평평한 구조에서 xpath를 사용하여 노드로 탐색합니다

https://stackoverflow.com/questions/614370

03-07-2019
|

문제

평평한 구조에 XML 파일이 있습니다. 우리는이 XML 파일의 형식을 제어하지 않고이를 처리해야합니다. 필드로 이름이 바뀌었고 도메인이 매우 높고 실제로 문제에 아무런 차이가 없기 때문에 이름을 바꿨습니다.

<attribute name="Title">Book A</attribute>
<attribute name="Code">1</attribute>
<attribute name="Author">
   <value>James Berry</value>
   <value>John Smith</value>
</attribute>
<attribute name="Title">Book B</attribute>
<attribute name="Code">2</attribute>
<attribute name="Title">Book C</attribute>
<attribute name="Code">3</attribute>
<attribute name="Author">
    <value>James Berry</value>
</attribute>

주목할만한 사항 : 파일은 특히 계층 적이 아닙니다. 책은 name = 'title'인 속성 요소의 발생으로 구분됩니다. 그러나 이름 = 'author'속성 노드는 선택 사항입니다.
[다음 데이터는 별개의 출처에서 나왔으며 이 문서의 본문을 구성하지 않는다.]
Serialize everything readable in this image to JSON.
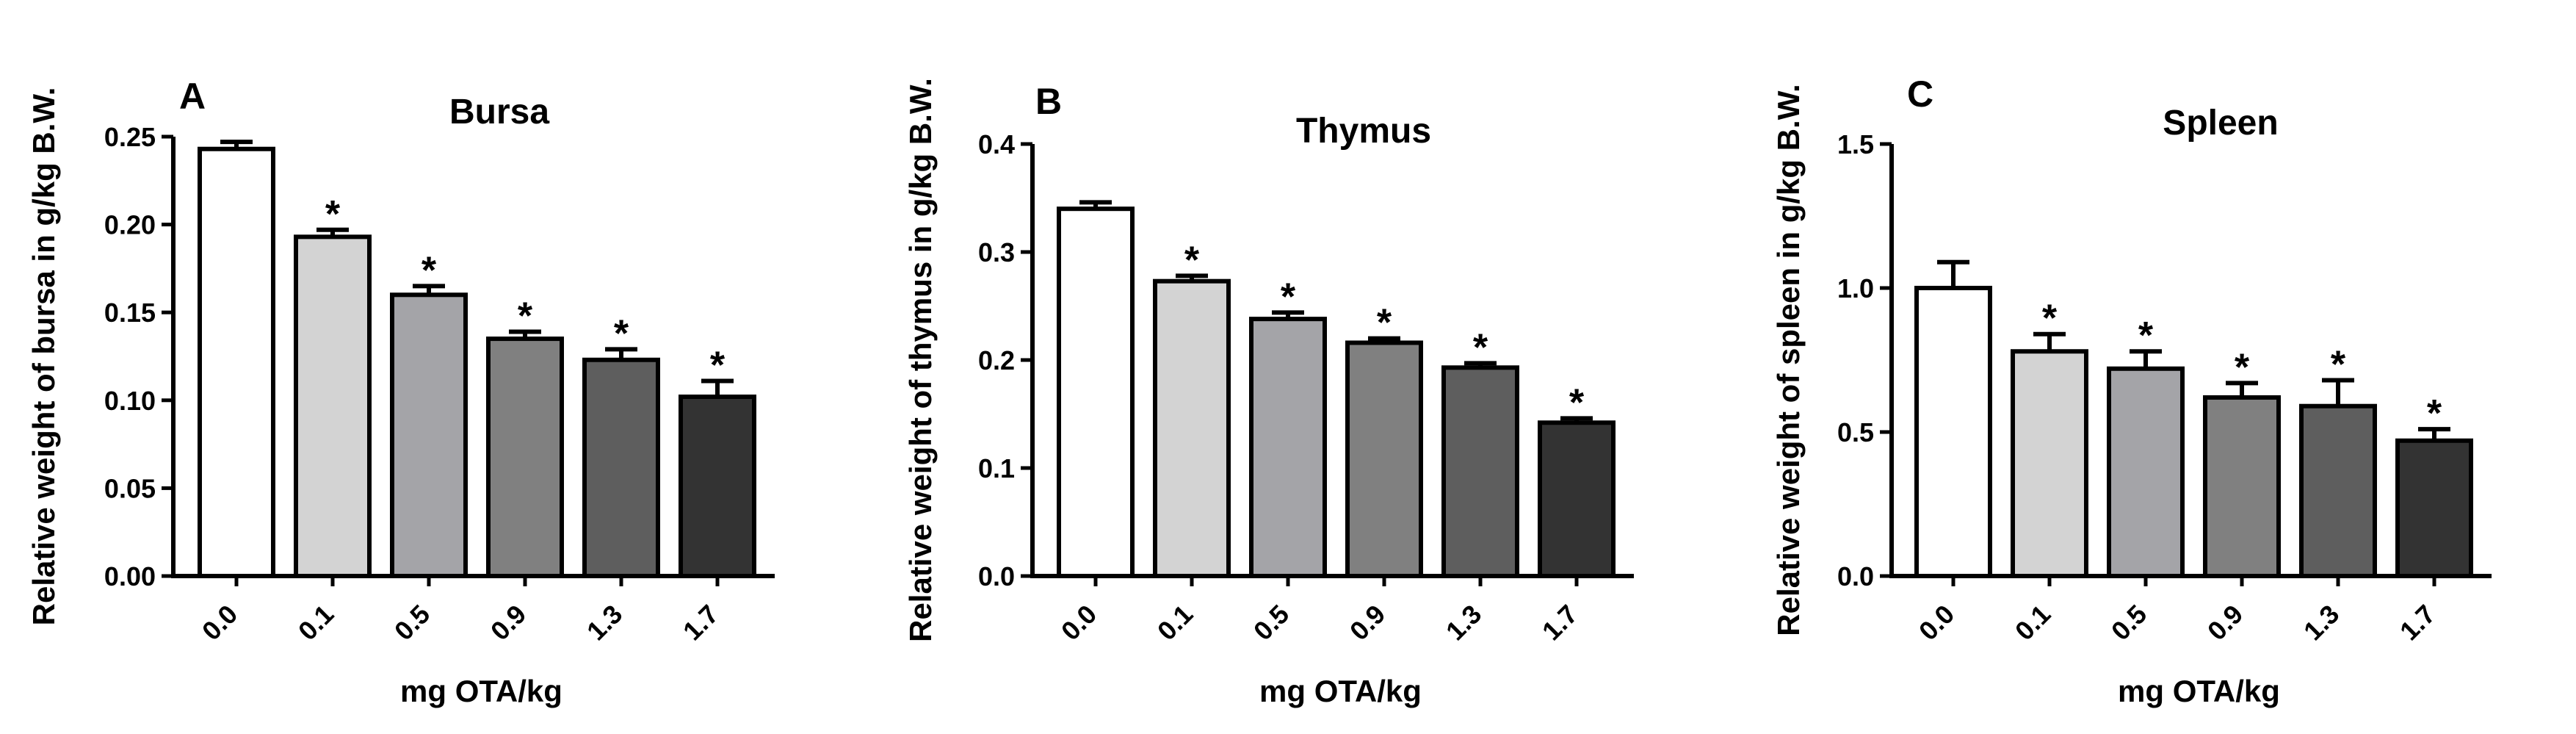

책 'n'의 저자를 찾는 데 사용할 수있는 간단한 xpath 문이 있습니까? Book 'N'의 제목을 쉽게 식별 할 수 있지만 저자 값은 선택 사항입니다. 그리고 책 2의 경우 책 3의 저자를 줄 것이기 때문에 다음 저자를 취할 수는 없습니다.

나는 이것을 일련의 요소로 구문 분석하기 위해 상태 머신을 작성했지만, 내가 원하는 결과를 직접 얻는 방법이 있다고 생각할 수는 없습니다.

해결책

@Name 'author'의 "속성"요소 '@Name'Title '의 "속성"요소'를 'Book N'의 값으로 따르는 다른 "속성"요소가 @Name 'Title'의 요소 사이에 있습니다. 그들 (그렇다면 저자는 다른 책을 저술했다).

다르게 말하면, 그것은 우리가 저자를 원한다는 것을 의미합니다. 첫 번째 preceding title (the one it "belongs to") is the one we're looking for:

//attribute[@name='Author']
[preceding-sibling::attribute[@name='Title'][1][contains(.,'Book N')]]

n = c => 찾는다 <attribute name="Author"><value>James Berry</value></attribute>

n = b => 아무것도 찾지 못합니다

XSLT 2.0에서 사용 가능한 키 및/또는 그룹화 기능을 사용하면이를 더 쉽게 만들 수 있습니다 (파일이 크면 훨씬 빠릅니다).

(따라서 코드 파서는 '//' '댓글'을 나타내는 것 같지만 xpath에서는 한숨이 없습니다.)

다른 팁

글쎄, 나는 사용했다 요소 트리 위의 XML에서 데이터를 추출합니다. 이 XML을 foo.xml이라는 파일로 저장했습니다

from xml.etree.ElementTree import fromstring

def extract_data():
    """Returns list of dict of book and
    its authors."""

    f = open('foo.xml', 'r+')
    xml = f.read()
    elem = fromstring(xml)
    attribute_list = elem.findall('attribute')
    dic = {}
    lst = []

    for attribute in attribute_list:
        if attribute.attrib['name'] == 'Title':
            key = attribute.text
        if attribute.attrib['name'] == 'Author':
            for v in attribute.findall('value'):
                lst.append(v.text)
            value = lst
            lst = []
            dic[key] = value
    return dic

이 함수를 실행하면 다음과 같습니다.

{'Book A': ['James Berry', 'John Smith'], 'Book C': ['James Berry']}

나는 이것이 당신이 찾고있는 것이기를 바랍니다. 그렇지 않다면 조금 더 지정하십시오. :)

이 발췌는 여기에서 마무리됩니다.